Following her mother’s death, Susan sought to challenge the will on the grounds that Mrs Clitheroe lacked mental capacity.  She alleged that her mother suffered with ‘insane delusions’ which affected her will to the extent that she lacked the mental capacity to make a valid Will (known as ‘testamentary capacity’).   

Test for capacity

The legal test for testamentary capacity is set out in the seminal case of Banks v Goodfellow [1870].  One element of the test is that the testator must not suffer with any ‘insane delusions’ or ‘disorder of the mind’ which affects the dispositions they purport to make under their will. On the facts of Banks v Goodfellow itself, the deceased had a strong aversion to a local man whom the deceased believed to be persecuting him. There was evidence that those beliefs were due to the deceased suffering with delusions. Nevertheless, his delusional beliefs had no bearing on the content of his will, and so he was deemed to have sufficient testamentary capacity.  

Outcome of this case

However, in Mrs Clitheroe’s case, Susan alleged that her mother was suffering with a complex grief reaction due to the death of one of her other children. This was followed by depression and caused Mrs Clitheroe to experience insane delusions concerning Susan’s spending habits.

Medical evidence called to assist on the issue of Mrs Clitheroe’s mental capacity was divided. The expert called by the executor (seeking to uphold the will) said it was unlikely Mrs Clitheroe suffered with any delusions as a result of her condition. On the other hand, the medical expert called by Susan (seeking to challenge the will) suggested that Mrs Clitheroe was suffering with a mental disorder to such an extent that her mental capacity to make a will was compromised.

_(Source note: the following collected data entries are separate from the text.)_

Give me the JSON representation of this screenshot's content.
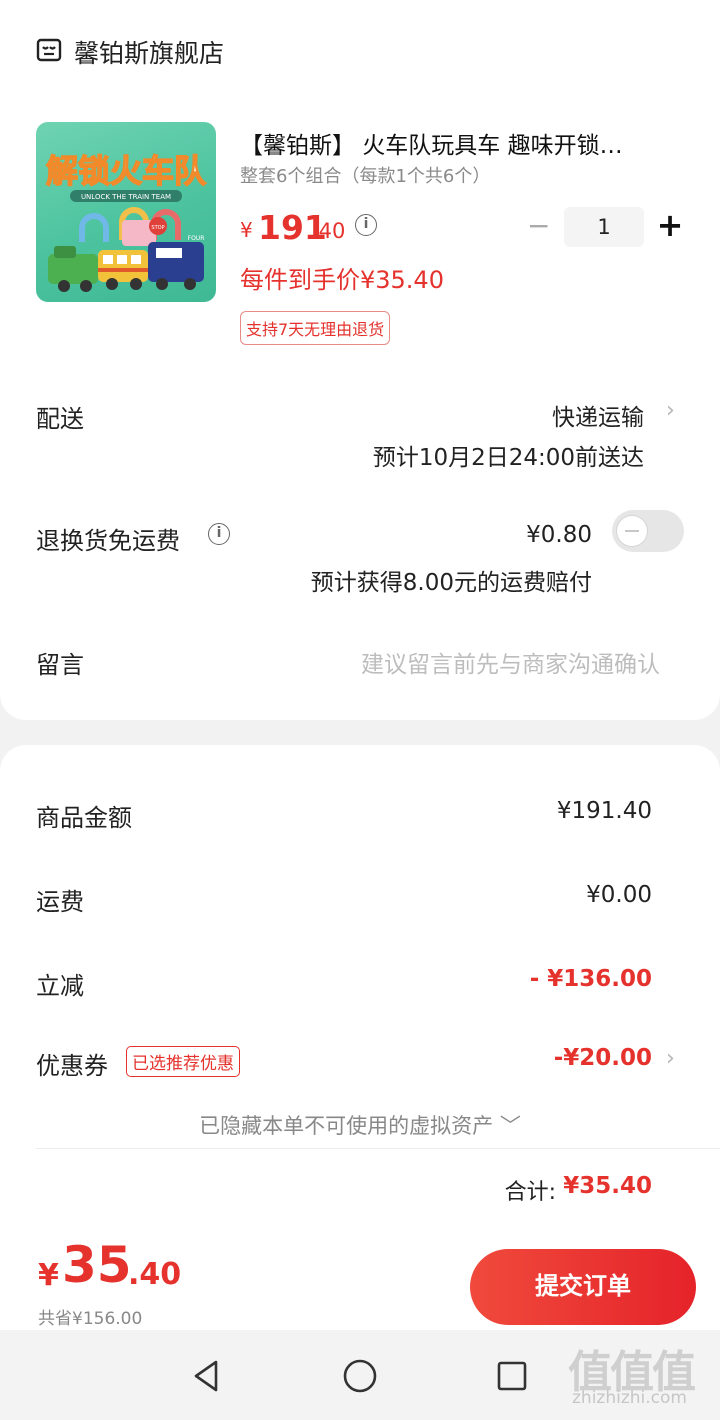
{
  "store": {
    "name": "馨铂斯旗舰店",
    "icon": "store-icon"
  },
  "product": {
    "title": "【馨铂斯】 火车队玩具车 趣味开锁…",
    "spec": "整套6个组合（每款1个共6个）",
    "price_currency": "¥",
    "price_main": "191",
    "price_decimal": ".40",
    "unit_price": "每件到手价¥35.40",
    "return_badge": "支持7天无理由退货",
    "quantity": "1",
    "qty_minus": "−",
    "qty_plus": "+",
    "image": {
      "title": "解锁火车队",
      "subtitle": "UNLOCK THE TRAIN TEAM",
      "sign_text": "STOP",
      "bus_text": "FOUR"
    }
  },
  "delivery": {
    "label": "配送",
    "method": "快递运输",
    "eta": "预计10月2日24:00前送达"
  },
  "return_insurance": {
    "label": "退换货免运费",
    "price": "¥0.80",
    "compensation": "预计获得8.00元的运费赔付",
    "toggle_on": false
  },
  "message": {
    "label": "留言",
    "placeholder": "建议留言前先与商家沟通确认"
  },
  "summary": {
    "goods_label": "商品金额",
    "goods_value": "¥191.40",
    "shipping_label": "运费",
    "shipping_value": "¥0.00",
    "discount_label": "立减",
    "discount_value": "- ¥136.00",
    "coupon_label": "优惠券",
    "coupon_tag": "已选推荐优惠",
    "coupon_value": "-¥20.00",
    "hidden_assets": "已隐藏本单不可使用的虚拟资产 ﹀",
    "total_label": "合计:",
    "total_value": "¥35.40"
  },
  "bottom": {
    "currency": "¥",
    "price_main": "35",
    "price_decimal": ".40",
    "saved": "共省¥156.00",
    "submit_label": "提交订单"
  },
  "watermark": {
    "glyphs": "值值值",
    "domain": "zhizhizhi.com"
  },
  "colors": {
    "accent": "#e5322d",
    "background": "#f2f2f2"
  }
}
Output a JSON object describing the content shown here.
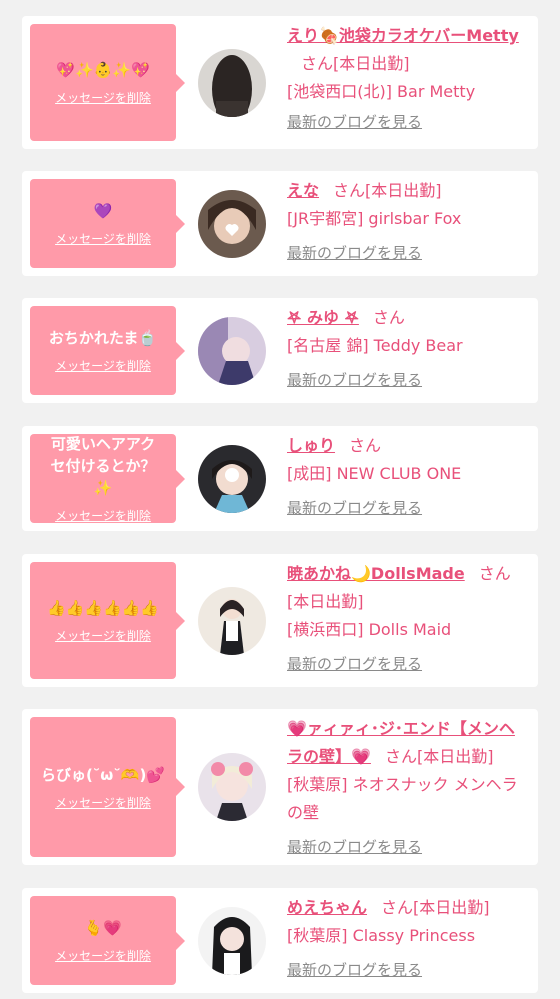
{
  "delete_label": "メッセージを削除",
  "san_label": "さん",
  "blog_label": "最新のブログを見る",
  "cards": [
    {
      "message": "💖✨👶✨💖",
      "name": "えり🍖池袋カラオケバーMetty",
      "status": "[本日出勤]",
      "store": "[池袋西口(北)] Bar Metty"
    },
    {
      "message": "💜",
      "name": "えな",
      "status": "[本日出勤]",
      "store": "[JR宇都宮] girlsbar Fox"
    },
    {
      "message": "おちかれたま🍵",
      "name": "𖤐 みゆ 𖤐",
      "status": "",
      "store": "[名古屋 錦] Teddy Bear"
    },
    {
      "message": "可愛いヘアアクセ付けるとか？✨",
      "name": "しゅり",
      "status": "",
      "store": "[成田] NEW CLUB ONE"
    },
    {
      "message": "👍👍👍👍👍👍",
      "name": "暁あかね🌙DollsMade",
      "status": "[本日出勤]",
      "store": "[横浜西口] Dolls Maid"
    },
    {
      "message": "らびゅ(˘ω˘🫶)💕",
      "name": "💗ァィァィ･ジ･エンド【メンヘラの壁】💗",
      "status": "[本日出勤]",
      "store": "[秋葉原] ネオスナック メンヘラの壁"
    },
    {
      "message": "🫰💗",
      "name": "めえちゃん",
      "status": "[本日出勤]",
      "store": "[秋葉原] Classy Princess"
    }
  ]
}
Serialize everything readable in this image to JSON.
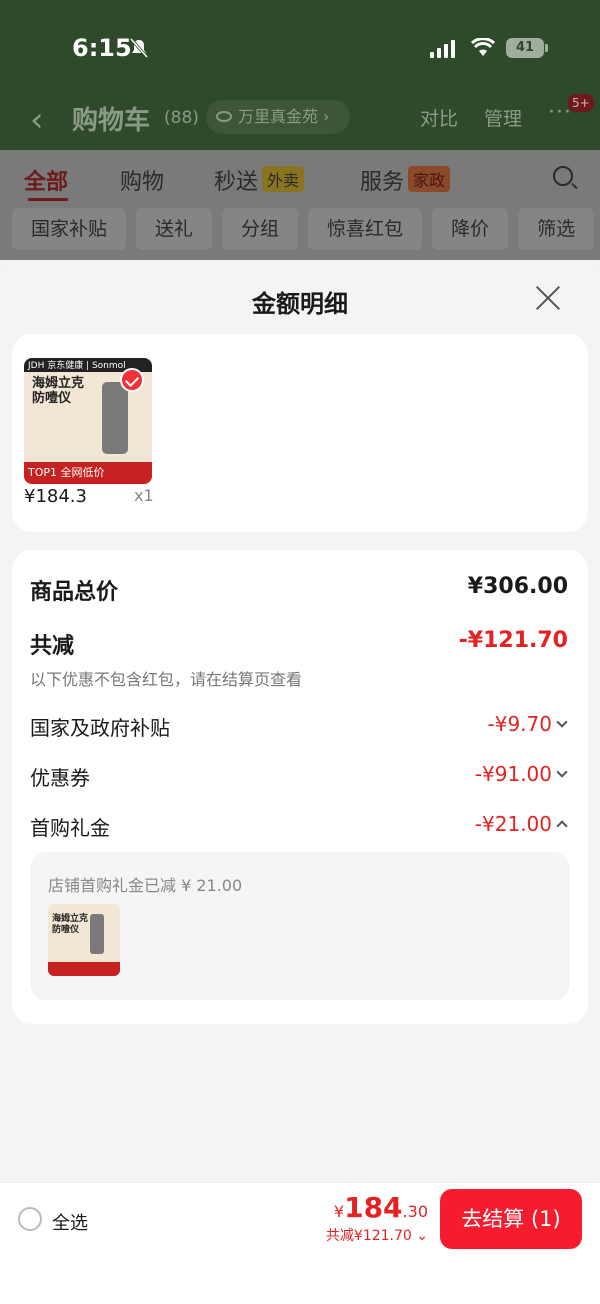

The High Court held that Mrs Clitheroe was suffering with delusional beliefs concerning Susan which directly affected the content of her will. Therefore, Mrs Clitheroe did not have testamentary capacity at the time she made a will in 2010, neither did she have capacity at the time she amended her will in 2013. As such, both wills were invalid and Mrs Clitheroe’s estate was administered under the intestacy rules.

Guidance for practitioners

The case is yet another reminder of the complexities of mental capacity assessments, particularly in cases where a client may appear, on the face of it, to have rational reasons for excluding a potential beneficiary. Practitioners ought to discuss with clients their family background and the reasons for wanting to exclude individuals. That way, practitioners can assess whether those reasons appear rational or if there may be a concern about the testator suffering with delusions. It remains best practice to always obtain a medical opinion when making a will for a person whose mental capacity is in doubt or liable to challenge.